Politics.co.uk

Brown launches vaccine finance facility

Brown launches vaccine finance facility

Chancellor Gordon Brown today unveiled his plans to raise money for vaccines in the poorest parts of the world.

The International Finance Facility for Immunisation (IFFm) aims to raise at least $4 billion (£2.25 billion) over the next ten years and save some ten million lives.

It operates by borrowing money against aid budgets from donor countries to fund immunisation projects in some 72 countries, and will enable funds to be raised more quickly than those countries’ budgets would allow.

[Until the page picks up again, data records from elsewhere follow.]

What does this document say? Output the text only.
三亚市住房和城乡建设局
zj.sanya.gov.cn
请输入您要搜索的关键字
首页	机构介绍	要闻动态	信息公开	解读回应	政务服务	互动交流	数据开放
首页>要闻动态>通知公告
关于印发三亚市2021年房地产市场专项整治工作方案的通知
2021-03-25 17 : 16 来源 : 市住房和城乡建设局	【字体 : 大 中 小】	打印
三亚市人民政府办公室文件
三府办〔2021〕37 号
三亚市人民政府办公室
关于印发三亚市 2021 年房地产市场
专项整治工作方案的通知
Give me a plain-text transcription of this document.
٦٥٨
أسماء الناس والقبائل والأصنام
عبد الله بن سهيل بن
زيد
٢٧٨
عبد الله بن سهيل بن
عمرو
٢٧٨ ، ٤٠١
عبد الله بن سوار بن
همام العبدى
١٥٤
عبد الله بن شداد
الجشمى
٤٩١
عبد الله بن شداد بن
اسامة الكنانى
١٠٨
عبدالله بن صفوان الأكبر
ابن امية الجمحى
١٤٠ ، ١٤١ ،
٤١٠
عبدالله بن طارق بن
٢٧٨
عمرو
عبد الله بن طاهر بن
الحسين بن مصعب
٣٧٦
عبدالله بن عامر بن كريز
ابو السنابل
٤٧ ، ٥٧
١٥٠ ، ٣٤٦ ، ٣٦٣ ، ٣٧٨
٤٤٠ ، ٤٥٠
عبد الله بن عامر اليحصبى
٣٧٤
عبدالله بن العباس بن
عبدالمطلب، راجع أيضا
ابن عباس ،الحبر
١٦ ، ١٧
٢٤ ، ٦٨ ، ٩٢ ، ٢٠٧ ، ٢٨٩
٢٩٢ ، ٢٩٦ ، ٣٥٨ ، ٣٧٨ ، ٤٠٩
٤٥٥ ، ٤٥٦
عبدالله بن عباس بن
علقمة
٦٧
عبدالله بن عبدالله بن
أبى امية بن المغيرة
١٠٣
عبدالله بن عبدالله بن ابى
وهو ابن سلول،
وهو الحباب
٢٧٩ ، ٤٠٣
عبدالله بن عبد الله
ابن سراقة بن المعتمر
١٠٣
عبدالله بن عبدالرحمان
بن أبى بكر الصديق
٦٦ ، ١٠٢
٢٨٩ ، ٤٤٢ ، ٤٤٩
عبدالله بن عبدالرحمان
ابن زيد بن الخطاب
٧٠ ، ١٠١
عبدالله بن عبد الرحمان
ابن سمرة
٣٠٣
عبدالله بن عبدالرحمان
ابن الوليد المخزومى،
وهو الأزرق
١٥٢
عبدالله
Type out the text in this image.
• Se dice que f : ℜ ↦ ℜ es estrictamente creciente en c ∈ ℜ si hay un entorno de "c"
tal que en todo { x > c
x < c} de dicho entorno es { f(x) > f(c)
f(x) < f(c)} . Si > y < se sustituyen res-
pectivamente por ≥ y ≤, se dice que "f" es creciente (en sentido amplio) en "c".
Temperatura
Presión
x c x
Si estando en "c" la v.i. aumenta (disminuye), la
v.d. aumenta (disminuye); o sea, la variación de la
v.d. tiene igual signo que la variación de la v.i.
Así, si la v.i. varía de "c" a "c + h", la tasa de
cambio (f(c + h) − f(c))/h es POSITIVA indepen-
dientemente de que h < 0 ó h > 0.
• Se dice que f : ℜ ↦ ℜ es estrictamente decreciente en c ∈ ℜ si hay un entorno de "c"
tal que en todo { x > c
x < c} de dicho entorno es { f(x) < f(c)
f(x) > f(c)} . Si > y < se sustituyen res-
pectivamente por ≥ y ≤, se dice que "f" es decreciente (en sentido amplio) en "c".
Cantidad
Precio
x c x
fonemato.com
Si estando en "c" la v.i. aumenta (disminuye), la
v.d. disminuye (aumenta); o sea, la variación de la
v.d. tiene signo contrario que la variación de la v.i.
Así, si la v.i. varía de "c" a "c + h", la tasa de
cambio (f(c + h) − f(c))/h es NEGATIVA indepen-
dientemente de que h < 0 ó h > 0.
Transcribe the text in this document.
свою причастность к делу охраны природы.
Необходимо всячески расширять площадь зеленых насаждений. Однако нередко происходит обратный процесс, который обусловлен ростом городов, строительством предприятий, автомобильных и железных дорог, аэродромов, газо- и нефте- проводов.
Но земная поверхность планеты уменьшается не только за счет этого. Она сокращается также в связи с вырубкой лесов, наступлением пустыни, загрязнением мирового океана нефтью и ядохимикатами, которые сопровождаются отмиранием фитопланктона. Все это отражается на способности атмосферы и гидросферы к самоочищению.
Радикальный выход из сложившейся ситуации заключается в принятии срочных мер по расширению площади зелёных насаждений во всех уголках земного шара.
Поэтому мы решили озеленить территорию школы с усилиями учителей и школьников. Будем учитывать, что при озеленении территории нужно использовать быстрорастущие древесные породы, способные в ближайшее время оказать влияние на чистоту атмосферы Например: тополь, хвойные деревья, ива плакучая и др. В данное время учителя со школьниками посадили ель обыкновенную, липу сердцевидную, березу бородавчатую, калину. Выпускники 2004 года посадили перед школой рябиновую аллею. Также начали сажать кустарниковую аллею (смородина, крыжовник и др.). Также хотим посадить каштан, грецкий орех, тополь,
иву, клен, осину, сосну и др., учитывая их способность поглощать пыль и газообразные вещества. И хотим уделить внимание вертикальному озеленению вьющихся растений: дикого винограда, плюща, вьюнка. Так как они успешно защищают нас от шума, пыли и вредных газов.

“Today, by matching the capacity of medical advance with the power of long-term finance, we are launching an initiative capable of saving ten million lives – sparing millions of families across the world from the avoidable pain of a son or a daughter needlessly dying,” Mr Brown said.

The scheme received a boost this summer when Eurostat, the EU’s statistical body, declared that pledges of aid would not count in the borrowing figures of donor countries. This meant many European countries reluctant to take on more borrowing could participate.

Donors will have 20 years to repay the money pledged to the scheme, whose long-term goal is to eradicate diseases such as polio, hepatitis B, measles and tetanus and other diseases.

Flanked by representatives from France, Italy, Spain and Sweden, Mr Brown launched the initiative in London before travelling north to Manchester for a meeting of EU finance ministers and central bankers.

Mr Brown claims nearly 30 million children go without immunisation every year. Between now and 2015, he envisages some five million lives will be saved as a consequence of IFFIm, with five million more saved in the decade after.

Britain will provide a third of the necessary funding – $130 million a year – while France has pledged a quarter ($100 million a year). Italy has pledged ten per cent ($30 million a year), Spain three per cent ($12 million a year) and Sweden had made a total pledge of $27 million.

The Gates Foundation, set up by Microsoft found Bill Gates and his wife Melinda, is contributing $750 million over ten years, and the money will be distributed through the Global Alliance for Vaccines and Immunisation (Gavi).

Mr Gates described the IFFIm as a “bold and innovative approach to financing critical global health programmes”, saying it was unacceptable that millions of children go without immunisations taken for granted in rich countries.

Graca Machel, chairwoman of the Vaccine Fund board, added: “GAVI and the Vaccine Fund have shown that immunisation saves children’s lives.

“IFFIm will provide long term predictable funding that is urgently needed to save the lives of millions more. This turns promises into action.”

The immunisation project will be regarded as a pilot for a much wider International Finance Facility that would raise money for development through a similar mechanism.